Racist histories feed right into an inability to imagine less racist futures. It is here that Suparak’s work intervenes, insisting on creative depictions of a future in which white American myths no longer dominate the collective imaginary.
“Many of the racist tropes that white filmmakers bolster come out of the colonialist attitude exhibited in phrases like ‘The world is your oyster,’” writes Suparak. Such sayings, she says, are emblematic of “the privilege to travel unfettered around the world and the white entitlement to pick and choose whatever catches your fancy from cultures that aren’t your own.”
In Suparak’s video essay, she emphasizes the importance of visual representation, noting that the American culture industry is just beginning to retell stories from the past that include people of color. “In order to imagine the future,” she insists, “it’s important to reimagine the past more accurately.”
Virtually Asian is just one shard of a larger research project that examines over 40 years of American science fiction cinema and television from a critical lens. The presentations of her results are diffuse: the video at Berkeley Art Center, a forthcoming ontological essay on the conical hat, troughs of materials culled from fan sites and military wikis, illustrated essays, screenshots from Bladerunner and Ghost in the Shell and a possible series of GIFs.
The Bay Area has long represented a fantastical idea of American futurity. Whether it be as the final frontier of western expansion, the unlimited wealth of the gold rush, the progressivism of the 60s, or, as of late, the site of high-tech innovation. Upholding each of these American myths requires the erasure of certain people; it requires that one story gets told at the expense of myriad alternative histories. […]
With social encounters reduced by shelter-in-place orders, the politics of digital representation grow more and more important. The recent string of hate crimes against Asian people, which are motivated by many forms of racism, are being exacerbated by digital misrepresentations. The potential for violence imbued in science fiction films that present dehumanized versions of Asian people is clearly pressing.

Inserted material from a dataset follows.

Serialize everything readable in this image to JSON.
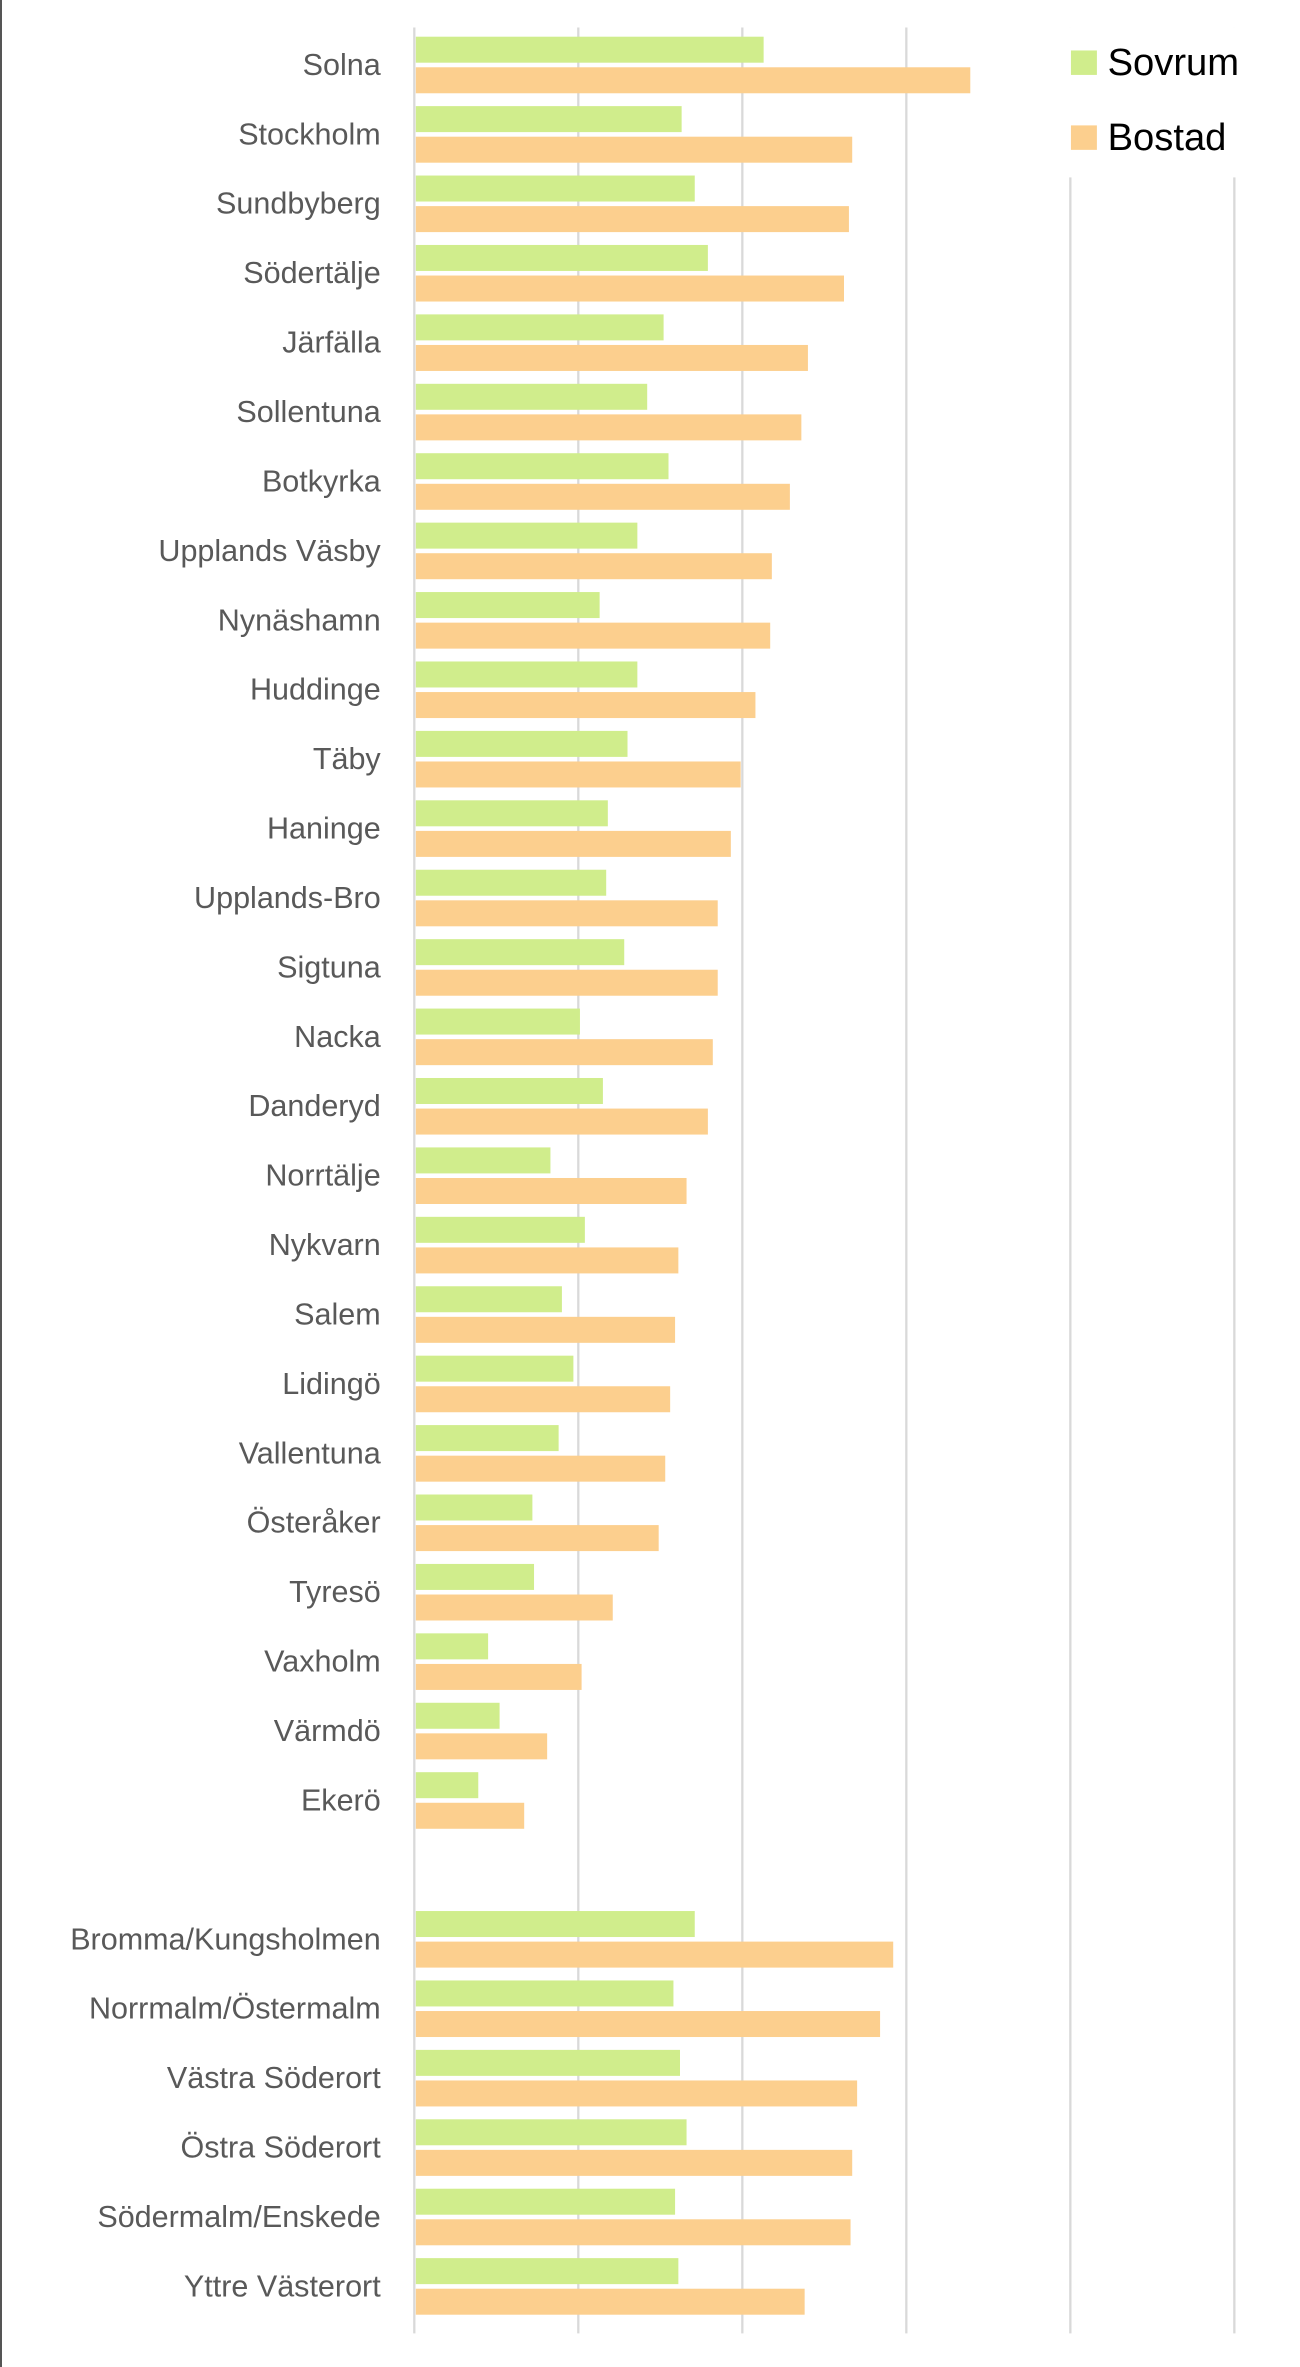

The less utilitarian approach to composing digital worlds, modeled by the Berkeley Art Center’s hands-off curation and suggested by the arguments in Suparak’s work, feels like a possible escape from the algorithms. Instead of a high-tech future designed to tell white American stories, instead of a pressing cohesion that insists on one national mythology, The Option To… and Virtually Asian make an argument for complex, non-rigid and diverse sequences of media that cohabitate in the present moment.